Par rapport au fiasco de la dernière manif du 21 janvier dernier, l’intersyndicale, notamment la CGT, avait fait les choses en grand. Pas question d’afficher la faiblesse chronique de la mobilisation des travailleurs avec des rangs clairsemés et éteints derrières les bannières syndicales, reflet d’un manque de conviction et de confiance évident. Grâce aux grosses sections CGT donc , du secteur privé surtout (Renault, MMa), mais aussi avec des rangs fournis des travailleurs de l’Education, le défilé a cette fois-ci eu de l’allure. Il fallait faire du chiffre pour faire taire les détracteurs, rassurer les troupes sur la détermination des chefs. Mission accomplie.

 

 Néanmoins, cette lente « montée en puissance » de la mobilisation avait l’an dernier accouché d’un désabusement total avec l’arrivée de l’été. Bon, depuis les élections européennes, puis régionales, sont passées, les militants politiques de gauche à la tête des centrales syndicales ont joué leur rôle, ils n’ont rien fait voire freiner pendant des mois pour que les gens « votent bien ». Le résultat est somme toute médiocre (nous y reviendrons prochainement) Passons à autre chose.  Les « fonctionnaires syndicaux », les permanents, ont de leur côté négocier, pardon fait monter les enchères pour leur collaboration avec les réformes. Les choses iront donc peut-être un peu plus loin cette fois-ci.

Mais la question stratégique reste bien là, entière :  en quoi cette démonstration de la capacité à bouger ses troupes sur une matinée va t-elle faire plier le gouvernement ? Quelle est la stratégie gagnante imaginée pour la suite des évènements ? mystère.

 

Une chose est sûre en revanche : la mobilisation ne sera vraiment payante que lorsque que la convergence des différents secteurs professionnels ne sera pas artificiellement créé par des mots d’ordre centralisés pour une manifestation d’un jour.
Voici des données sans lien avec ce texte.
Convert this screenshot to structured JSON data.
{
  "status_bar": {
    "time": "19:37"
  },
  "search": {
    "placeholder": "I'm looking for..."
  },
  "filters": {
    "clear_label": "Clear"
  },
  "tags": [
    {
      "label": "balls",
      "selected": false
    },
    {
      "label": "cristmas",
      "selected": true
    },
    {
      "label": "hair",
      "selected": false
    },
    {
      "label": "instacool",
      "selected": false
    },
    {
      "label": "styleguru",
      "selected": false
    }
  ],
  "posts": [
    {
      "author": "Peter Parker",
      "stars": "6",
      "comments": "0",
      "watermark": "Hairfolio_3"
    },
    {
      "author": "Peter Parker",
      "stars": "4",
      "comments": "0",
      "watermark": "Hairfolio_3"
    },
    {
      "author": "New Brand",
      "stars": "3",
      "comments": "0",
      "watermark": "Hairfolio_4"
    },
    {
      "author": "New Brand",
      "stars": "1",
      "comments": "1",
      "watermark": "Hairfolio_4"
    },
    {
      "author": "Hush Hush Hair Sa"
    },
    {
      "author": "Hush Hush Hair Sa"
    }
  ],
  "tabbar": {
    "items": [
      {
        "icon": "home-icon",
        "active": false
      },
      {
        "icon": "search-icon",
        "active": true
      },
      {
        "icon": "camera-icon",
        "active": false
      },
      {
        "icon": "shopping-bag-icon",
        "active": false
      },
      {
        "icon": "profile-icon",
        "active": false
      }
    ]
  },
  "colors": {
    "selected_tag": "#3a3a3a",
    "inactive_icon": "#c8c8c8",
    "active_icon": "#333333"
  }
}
La vraie convergence capable de créer un rapport de force, même minime au départ,  ne pourrait se produire qu’à partir des multiples syndicats de base en lutte de toutes les chapelles qui s’ignorent, qui ne communiquent pas du tout entre eux ni n’envisagent de faire grève, de manifester et encore moins de s’autoriser des actions solidaires sur la durée ou dirigées vers des cibles identiques comme les sociétés de crédits ou les trésoreries.

 

Tant que le corporatisme et la division à la base savamment entretenus perdureront par ailleurs pour enfermer des dynamiques de luttes, qui pourtant ne manquent pas dans les sections, rien de sérieux ne saurait émerger des « temps forts ». Prenons le temps de recenser et de créer un réseau local des entreprises et des services publics en grève, en lutte ou en souffrance et inquiète pour l’avenir, et organisons sur cette base solide et concrête un mouvement de protestation.

 Le but à atteindre serait alors de transformer une multitude de conflits « localisés » plus ou moins concomitants et caractérisés par une cessation collective du travail résultant d’un mot d’ordre interne à un établissement quelconque (ou plusieurs établissements d’une même entreprise) en un conflit généralisé commun à plusieurs établissements appartenant à des entreprises différentes ou à plusieurs entreprises. 

 Se réunir à 12000 ne prouve rien car il ne suffit pas de lancer les grosses sections syndicales sur le pavé pour emporter le morceau,  si aucune ne vit de conflit majeur, si aucune section syndicale n’est dans la lutte, la combativité collective ne sera pas suffisante pour bouger les indécis ni assumer des actes d’opposition plus radicaux.